Kandis M. SMART, Individually and as Administrator of the Estate of Gary Smart, Deceased, Appellant, v. Henry SCHWEIZER et al., Defendants, Ford Motor Company et al., Respondents.
Appeal from an order of the Supreme Court (Caruso, J.), entered January 23, 1998 in Schenectady County, which, inter alia, granted a motion by defendants Ford Motor Company and Ford Motor Credit Company for a change of venue.
On September 9, 1994, Gary Smart (hereinafter decedent) and defendant Henry Schweizer, a Schoharie County resident, were involved in a motor vehicle accident on State Route 30A in the Town of Schoharie, Schoharie County. Decedent was hospitalized in Schenectady County as a result of his injuries. In November 1994, plaintiff commenced this action designating Schenectady County as the venue for trial. Decedent died on February 14, 1995 and letters of administration were issued several months later to plaintiff, his spouse, in Schoharie County.
In December 1996, plaintiff was substituted for decedent in the action and granted permission to amend the complaint to add a cause of action for wrongful death. In a separate order, Supreme Court also granted plaintiff permission to add defendants Schweizer Lumber Company, a Schoharie County business, Orange Motor Company, an Albany County business, and Ford Motor Company and Ford Motor Credit Company, foreign corporations, as parties.

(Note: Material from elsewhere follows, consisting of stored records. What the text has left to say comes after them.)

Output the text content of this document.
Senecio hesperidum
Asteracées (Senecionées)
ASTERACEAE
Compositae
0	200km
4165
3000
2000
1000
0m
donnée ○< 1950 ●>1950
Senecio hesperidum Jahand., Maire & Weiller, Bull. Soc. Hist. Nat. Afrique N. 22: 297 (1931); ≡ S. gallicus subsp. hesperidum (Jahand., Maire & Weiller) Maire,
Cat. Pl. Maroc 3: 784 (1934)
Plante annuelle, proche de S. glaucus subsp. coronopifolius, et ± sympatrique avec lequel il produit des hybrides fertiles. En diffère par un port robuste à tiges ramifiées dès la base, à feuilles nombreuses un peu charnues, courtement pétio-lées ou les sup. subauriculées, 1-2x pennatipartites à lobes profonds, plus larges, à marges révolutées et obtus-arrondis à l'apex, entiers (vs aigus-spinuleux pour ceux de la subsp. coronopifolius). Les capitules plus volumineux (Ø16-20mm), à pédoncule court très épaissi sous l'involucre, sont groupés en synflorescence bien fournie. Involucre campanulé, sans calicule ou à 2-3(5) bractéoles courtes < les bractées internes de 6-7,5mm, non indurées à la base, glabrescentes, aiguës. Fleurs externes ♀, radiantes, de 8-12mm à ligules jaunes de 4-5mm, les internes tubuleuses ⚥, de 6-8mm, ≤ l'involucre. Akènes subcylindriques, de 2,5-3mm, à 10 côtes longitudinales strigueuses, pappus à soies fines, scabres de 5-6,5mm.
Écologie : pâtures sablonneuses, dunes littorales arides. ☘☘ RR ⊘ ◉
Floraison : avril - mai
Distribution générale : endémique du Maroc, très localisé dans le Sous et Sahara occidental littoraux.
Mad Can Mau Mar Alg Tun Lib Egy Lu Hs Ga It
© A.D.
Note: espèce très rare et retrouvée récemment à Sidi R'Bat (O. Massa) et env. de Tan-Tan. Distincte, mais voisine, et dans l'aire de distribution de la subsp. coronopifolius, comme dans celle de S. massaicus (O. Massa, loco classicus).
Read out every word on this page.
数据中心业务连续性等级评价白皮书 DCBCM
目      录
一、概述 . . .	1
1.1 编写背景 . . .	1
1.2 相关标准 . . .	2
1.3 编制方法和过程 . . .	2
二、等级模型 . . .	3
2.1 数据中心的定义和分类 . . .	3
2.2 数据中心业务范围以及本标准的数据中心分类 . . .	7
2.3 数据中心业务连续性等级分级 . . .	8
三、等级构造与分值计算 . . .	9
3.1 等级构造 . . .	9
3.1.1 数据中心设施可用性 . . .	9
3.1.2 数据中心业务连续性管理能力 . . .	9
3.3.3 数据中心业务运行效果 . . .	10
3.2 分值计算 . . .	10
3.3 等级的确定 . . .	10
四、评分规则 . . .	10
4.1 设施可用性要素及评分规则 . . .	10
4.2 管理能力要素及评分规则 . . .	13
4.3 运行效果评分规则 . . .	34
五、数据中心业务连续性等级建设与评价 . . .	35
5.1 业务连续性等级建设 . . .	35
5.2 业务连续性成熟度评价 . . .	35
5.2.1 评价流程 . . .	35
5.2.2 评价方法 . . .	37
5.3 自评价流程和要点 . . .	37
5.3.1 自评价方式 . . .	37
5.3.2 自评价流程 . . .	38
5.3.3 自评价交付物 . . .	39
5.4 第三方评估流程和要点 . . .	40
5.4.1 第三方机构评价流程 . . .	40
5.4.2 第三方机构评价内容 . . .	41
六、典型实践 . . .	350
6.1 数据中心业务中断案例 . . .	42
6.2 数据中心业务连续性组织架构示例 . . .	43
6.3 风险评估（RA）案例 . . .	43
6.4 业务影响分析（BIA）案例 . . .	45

After serving answers, Ford Motor Company and Ford Motor Credit Company (hereinafter collectively referred to as Ford) moved pursuant to CPLR 510(1) for a change of venue from Schenectady County to Schoharie County based upon plaintiff's residence. The affidavit in support of the motion avers that Ford did not realize until plaintiff's August 1997 deposition that plaintiff currently lives in Schoharie County where, in fact, she and decedent had lived for several years prior to the subject accident. Plaintiff opposed this motion, maintaining that the designation of Schenectady County was based on decedent's 51/212-month hospital stay there prior to his death. Plaintiff also cross-moved for an order pursuant to CPLR 510(3) retaining venue in Schenectady County for the convenience of material witnesses. Supreme Court granted Ford's motion and plaintiff now appeals.
We affirm. Contrary to plaintiff's argument, Ford was not barred from making a motion for a discretionary change of venue simply because its companies were not named as original parties in this action. Furthermore, given the confusion over plaintiff's representations as to decedent's residence, we cannot say that Ford moved for this relief in an untimely fashion (see, Roman v. Brereton, 182 A.D.2d 556, 557, 582 N.Y.S.2d 710; see also, Pittman v. Maher, 202 A.D.2d 172, 608 N.Y.S.2d 199). As for the substance of the motion, Supreme Court did not err in rejecting plaintiff's contention that venue was properly designated as Schenectady County based upon decedent's hospital stay prior to his death, which plaintiff's own deposition described as involuntary and solely related to his medical condition. Generally, persons removed to hospitals or other faculties for treatment do not gain or lose a residence because they are away from home (see, Corr v. Westchester County Dept. of Social Servs., 33 N.Y.2d 111, 115-116, 350 N.Y.S.2d 401, 305 N.E.2d 483). Since there is no dispute that, at the time of the commencement of the action, plaintiff and decedent retained their home in Schoharie County and that this is the location where plaintiff was appointed administrator (see, CPLR 503[a], [b] ), we find no abuse of Supreme Court's considerable discretion in granting Ford's motion (see, Levi v. Levi, 201 A.D.2d 794, 795, 607 N.Y.S.2d 744).
Finally, Supreme Court did not improvidently exercise its discretion in denying plaintiffs' cross motion to retain venue based on the convenience of material witnesses (see, CPLR 510; Schaefer v. Schwartz, 226 A.D.2d 619, 620, 641 N.Y.S.2d 138; O'Brien v. Vassar Bros. Hosp., 207 A.D.2d 169, 622 N.Y.S.2d 284). While the convenience of the physicians who treated decedent and who will testify as to damages is a valid consideration (see, Hilgers v. Hyde, 6 A.D.2d 963, 176 N.Y.S.2d 522), it is not necessarily a dispositive one (see, Esser v. Ciarmella, 203 A.D.2d 159, 610 N.Y.S.2d 260; Hoyt v. Le Bel, 120 A.D.2d 973, 502 N.Y.S.2d 888), especially since the two counties are contiguous to each other.
ORDERED that the order is affirmed, with costs.
MERCURE, J.P., CREW, YESAWICH and GRAFFEO, JJ., concur.